過去の私が手を振る場所だから

 

 ふと、なんとなく自分のブログの1番古い記事を読んでみた。日付を見ると、2014年2月に投稿しているので学生の頃である。およそ9年前。つまり、インターネット歴が人生の1/3以上になるということで、ということは自分のありとあらゆる欠片をオンラインに流しているわけだ。

 大学を卒業して就職したときも、恋人が出来たときも、引っ越しや結婚した時もブログに書いていた。よってつまり、私の人生のハイライトをこのブログを読めば分かってしまう。面白いログが出来たものだ。始めた当初はそんなこと微塵も考えていなかった。いやはや。

 アナログだとここまで続いていなかっただろう。誰も読んでいないだろうと書いた記事に対して「あの記事好きです。」とコメントをいただいたり、企画に参加させていただいたりするたびに嬉しくなる。「続けていて良かった。これからも頑張ろう。」と思う。反応があるから続いているといっても過言ではない。書くことは孤独で忍耐のいる作業だ。だからこそ反応があれば嬉しい。そして、書いたとしても必ずしも反応が得られるわけではない。毎分毎秒更新される膨大な情報の塊であるインターネットの海に流すので、ほぼボトルメールのようなものだ。私の言葉がどこか遠くの誰かに届けばいい。

でも、誰かに届かなくてもいい。とも思うのだ。

何故なら、自分が読むから。

 冒頭の話に戻るが、ブログを始めた当時の私は学生で、今現在仲良くしていただいている人たちと出会ったり、まだ出会っていなかったりしている。どうやら大学の臨地実習で大変なようだ。頑張れ頑張れ。いや、違うな。頑張った頑張ったと声をかけるべきなんだろう。自分の得た人生の経験値でなんとか生き延びようとガムシャラにもがく過去の私は今の私から見ると微笑ましく、どこか生意気で、過去の記事を読みながら、なんだか胸のあたりがソワソワしてしまった。この私は一体誰なんだろうか。自分であることに違いはないのだが。
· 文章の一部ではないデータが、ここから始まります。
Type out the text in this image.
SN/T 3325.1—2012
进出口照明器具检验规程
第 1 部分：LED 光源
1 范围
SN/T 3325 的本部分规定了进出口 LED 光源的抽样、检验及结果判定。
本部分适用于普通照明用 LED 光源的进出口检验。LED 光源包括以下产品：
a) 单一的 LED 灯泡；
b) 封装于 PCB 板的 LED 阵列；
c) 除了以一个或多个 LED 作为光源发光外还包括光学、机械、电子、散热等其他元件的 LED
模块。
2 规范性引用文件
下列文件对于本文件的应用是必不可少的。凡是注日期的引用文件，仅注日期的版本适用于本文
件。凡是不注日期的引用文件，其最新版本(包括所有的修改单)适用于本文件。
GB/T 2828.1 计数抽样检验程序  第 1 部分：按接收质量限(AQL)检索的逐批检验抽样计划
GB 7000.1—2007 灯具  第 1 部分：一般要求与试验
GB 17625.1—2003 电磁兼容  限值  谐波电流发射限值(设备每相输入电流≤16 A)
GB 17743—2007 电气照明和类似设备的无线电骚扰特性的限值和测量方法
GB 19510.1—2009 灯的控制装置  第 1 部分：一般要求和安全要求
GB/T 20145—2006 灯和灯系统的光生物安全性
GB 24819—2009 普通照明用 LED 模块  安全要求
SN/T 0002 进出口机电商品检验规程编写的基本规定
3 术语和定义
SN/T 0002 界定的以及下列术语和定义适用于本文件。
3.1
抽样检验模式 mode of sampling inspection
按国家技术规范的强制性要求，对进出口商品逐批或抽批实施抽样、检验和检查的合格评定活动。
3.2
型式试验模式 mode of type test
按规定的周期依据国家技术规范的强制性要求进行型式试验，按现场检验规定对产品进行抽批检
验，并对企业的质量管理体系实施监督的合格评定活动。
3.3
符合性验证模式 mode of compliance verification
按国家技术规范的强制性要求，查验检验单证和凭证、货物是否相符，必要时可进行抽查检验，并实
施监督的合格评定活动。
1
 昔の旅行会社のキャッチコピーかなにかで、「知らない自分に会いに行く。」というものがあったが、ブログに日々を、己の人生を書き残していくことは「過去の自分が未来の自分に会いに行く。」ということではないだろうか。「今の私」は間違いなく「過去の私」にとっての未来だ。ページを開けばいつでも「過去の私」が泣いたり笑ったり悩んだり喜んだりして、それぞれの記事の中で待っている。
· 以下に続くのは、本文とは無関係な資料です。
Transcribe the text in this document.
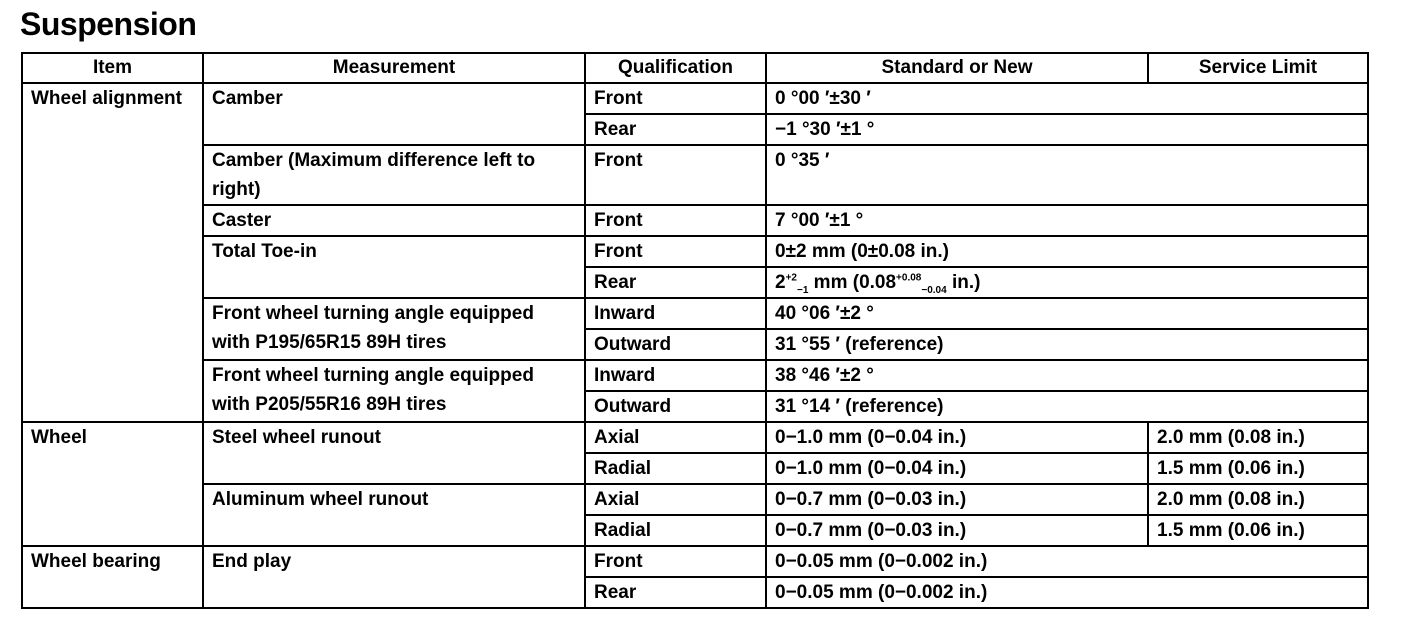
Suspension
Item	Measurement	Qualification	Standard or New	Service Limit
Wheel alignment	Camber	Front	0 °00 ′±30 ′	
		Rear	−1 °30 ′±1 °	
	Camber (Maximum difference left to right)	Front	0 °35 ′	
	Caster	Front	7 °00 ′±1 °	
	Total Toe-in	Front	0±2 mm (0±0.08 in.)	
		Rear	$2^{+2}_{-1}$ mm ($0.08^{+0.08}_{-0.04}$ in.)	
	Front wheel turning angle equipped with P195/65R15 89H tires	Inward	40 °06 ′±2 °	
		Outward	31 °55 ′ (reference)	
	Front wheel turning angle equipped with P205/55R16 89H tires	Inward	38 °46 ′±2 °	
		Outward	31 °14 ′ (reference)	
Wheel	Steel wheel runout	Axial	0−1.0 mm (0−0.04 in.)	2.0 mm (0.08 in.)
		Radial	0−1.0 mm (0−0.04 in.)	1.5 mm (0.06 in.)
	Aluminum wheel runout	Axial	0−0.7 mm (0−0.03 in.)	2.0 mm (0.08 in.)
		Radial	0−0.7 mm (0−0.03 in.)	1.5 mm (0.06 in.)
Wheel bearing	End play	Front	0−0.05 mm (0−0.002 in.)	
		Rear	0−0.05 mm (0−0.002 in.)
 今日も私はブログを書く。いつか、どこかの誰かの為になればいいと、おこがましい感情を抱きながら書く。未来の自分に向けて目には見えない想いを文章にして書き送る。だから、私はブログを書く。

 機会さえあれば「ブログは楽しいですよ。」とあちこちで勧めているが、これは本当に自分自身がそう思っているから。そして、私が貴方の文章を読みたいからです。そしてなにより、未来の貴方が待っているからだと、そう強く思うから。